On appeal, defendant argues that its motion for summary judgment dismissing the
complaint should have been granted because it demonstrated that it had timely and
properly denied the claims at issue on the ground that plaintiff’s assignor had failed to
appear for duly scheduled examinations under oath (EUOs). Defendant had raised
this defense in the Civil Court with regard to a claim for $3,119.44 for services rendered
on January 28, 2009, a claim for $230.09 for services rendered on January 28, 2009, a
claim for $249.96 for services rendered on January 19, 2009 and a claim for $272.92 for
services rendered on February 17, 2009. Defendant did not raise this defense in the Civil
Court with respect to the claim for $319.97 for services rendered on February 17, 2009
and the claim for $42.02 for services rendered from December 31, 2008 to January 28,
2009, nor did it establish that it had timely denied the latter claims on that ground. Since
defendant did not, in its appellate brief, proffer any argument as to why the Civil Court’s
award of summary judgment to plaintiff on these claims was in error, we do not disturb
the part of the order appealed from that granted summary judgment to plaintiff with
respect to so much of the complaint as sought to recover upon these two claims.
Defendant demonstrated that the first four claims listed above had been denied within 30 days of their receipt (see Insurance Department Regulations [11 NYCRR] § 65-3.8 [a]; see also St. Vincent’s Hosp. of Richmond v Government Empls. Ins. Co., 50 AD3d 1123 [2008]; Delta Diagnostic Radiology, P.C. v Chubb Group of Ins., 17 Misc 3d 16 [App Term, 2d & 11th Jud Dists 2007]) on the ground that plaintiff had failed to appear for duly scheduled EUOs. The affidavits submitted by defendant established that its EUO scheduling letters had been mailed in accordance with its standard office practices and procedures (see St. Vincent’s Hosp. of Richmond, 50 AD3d 1123; Delta Diagnostic Radiology, P.C., 17 Misc 3d 16), and that the EUOs had been properly scheduled (see ARCO Med. NY, P.C. v Lancer Ins. Co., 34 Misc 3d 134[A], 2011 NY Slip Op 52382[U] [App Term, 2d, 11th & 13th Jud Dists 2011]). Defendant also established that plaintiff had failed to appear at the duly scheduled EUOs, through both an affidavit by the investigator who had been assigned to conduct the EUOs, and statements made on the record by the same investigator (see Stephen Fogel Psychological, P.C. v Progressive Cas. Ins. Co., 35 AD3d 720 [2006]). Since defendant demonstrated that plaintiff had failed to comply with a condition precedent to coverage, the branches of its motion seeking summary judgment dismissing so much of the complaint as sought to recover upon these claims should have been granted.

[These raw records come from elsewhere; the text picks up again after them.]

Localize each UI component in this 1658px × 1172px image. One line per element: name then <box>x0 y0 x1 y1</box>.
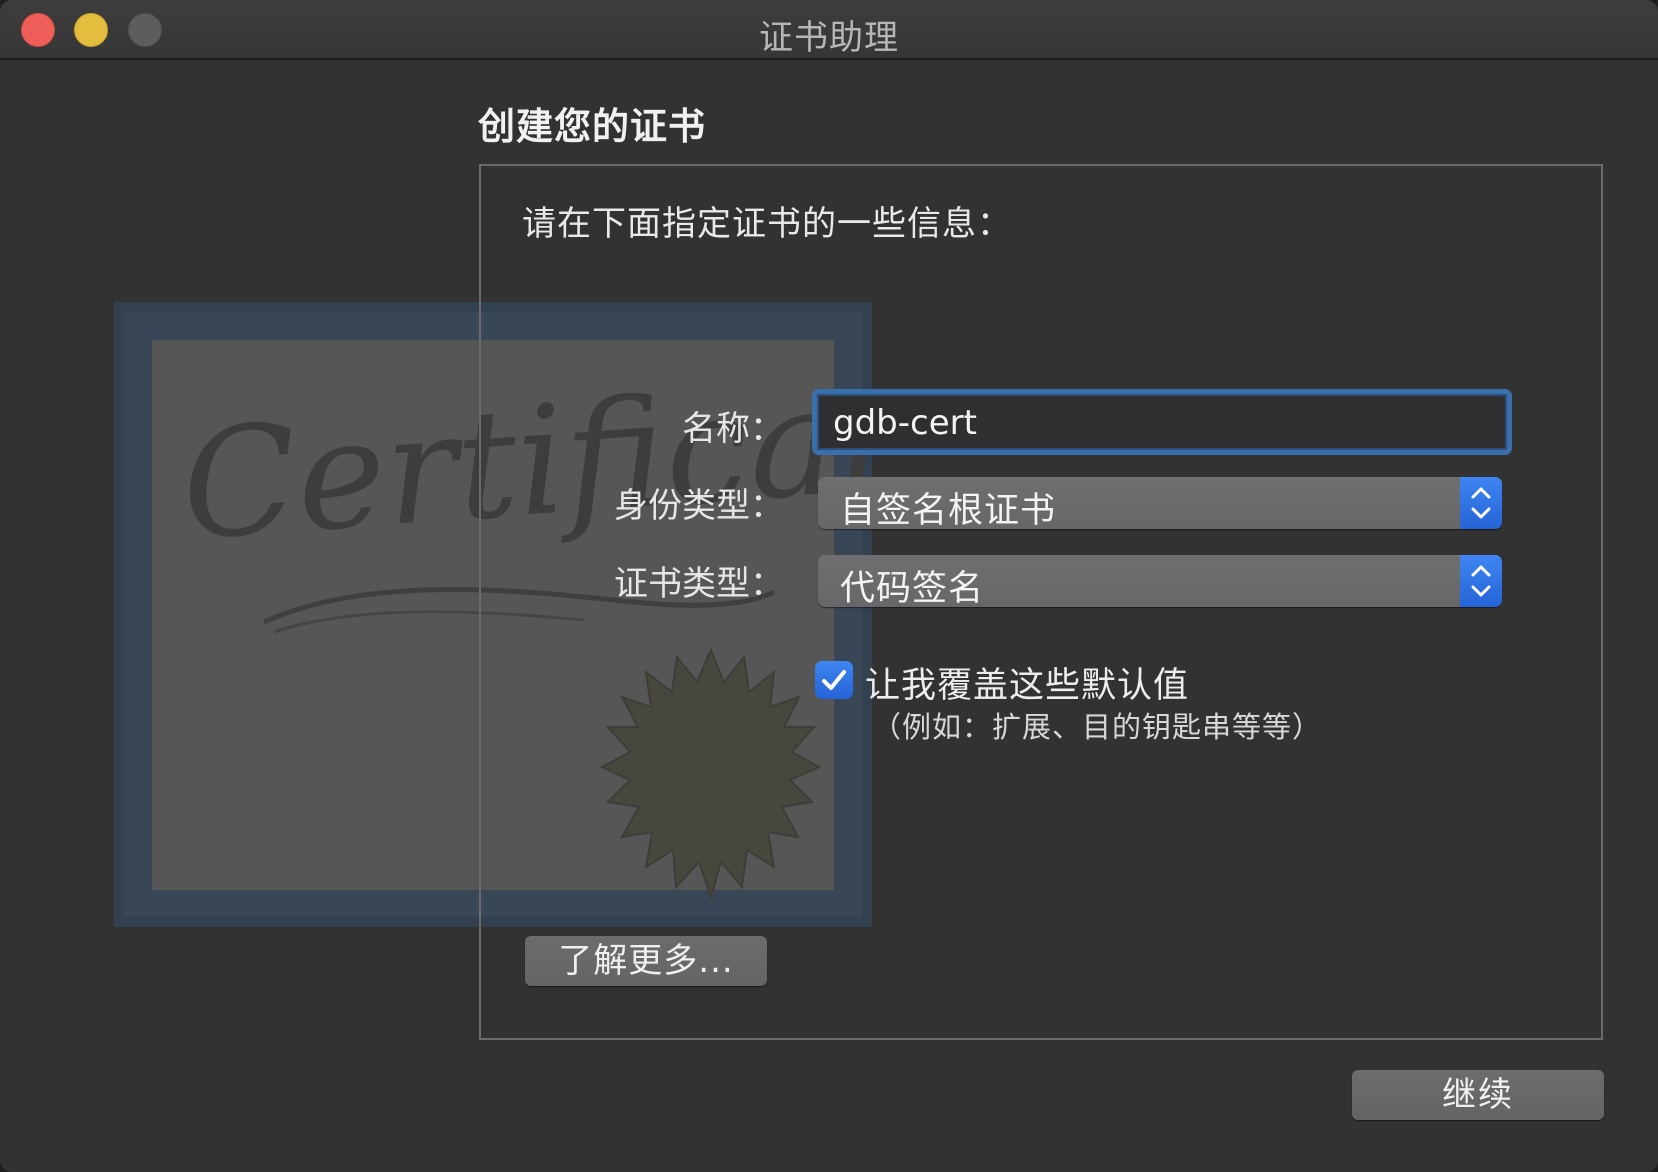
name-input[interactable] <box>831 400 1495 446</box>
window-title: 证书助理 <box>759 18 899 58</box>
override-defaults-hint: （例如：扩展、目的钥匙串等等） <box>872 710 1323 744</box>
certificate-type-stepper[interactable] <box>1460 555 1502 607</box>
identity-type-select[interactable]: 自签名根证书 <box>818 477 1502 531</box>
certificate-assistant-window: 证书助理 Certificate 创建您的证书 请在下面指定证书的一些信息： 名… <box>0 0 1658 1172</box>
identity-type-label: 身份类型： <box>614 486 784 526</box>
identity-type-stepper[interactable] <box>1460 477 1502 529</box>
certificate-type-value: 代码签名 <box>840 569 985 609</box>
continue-button[interactable]: 继续 <box>1352 1070 1604 1120</box>
name-field[interactable] <box>812 389 1512 455</box>
name-label: 名称： <box>682 409 784 449</box>
override-defaults-checkbox[interactable] <box>815 661 853 699</box>
updown-chevron-icon <box>1471 565 1491 597</box>
intro-text: 请在下面指定证书的一些信息： <box>522 204 1012 244</box>
learn-more-button[interactable]: 了解更多... <box>525 936 767 986</box>
title-bar: 证书助理 <box>0 0 1658 60</box>
identity-type-value: 自签名根证书 <box>840 491 1057 531</box>
page-heading: 创建您的证书 <box>478 105 706 148</box>
certificate-type-label: 证书类型： <box>614 564 784 604</box>
checkmark-icon <box>822 670 846 690</box>
certificate-type-select[interactable]: 代码签名 <box>818 555 1502 609</box>
updown-chevron-icon <box>1471 487 1491 519</box>
override-defaults-label[interactable]: 让我覆盖这些默认值 <box>865 657 1189 708</box>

Accordingly, the order, insofar as appealed from, is modified by providing that the branches of defendant’s motion seeking summary judgment dismissing so much of the complaint [*3]as sought to recover upon a claim for $249.96 for services rendered on January 19, 2009, a claim for $3,119.44 for services rendered on January 28, 2009, a claim for $230.09 for additional services rendered on January 28, 2009 and a claim for $272.92 for services rendered on February 17, 2009 are granted.
Pesce, P.J., Aliotta and Solomon, JJ., concur.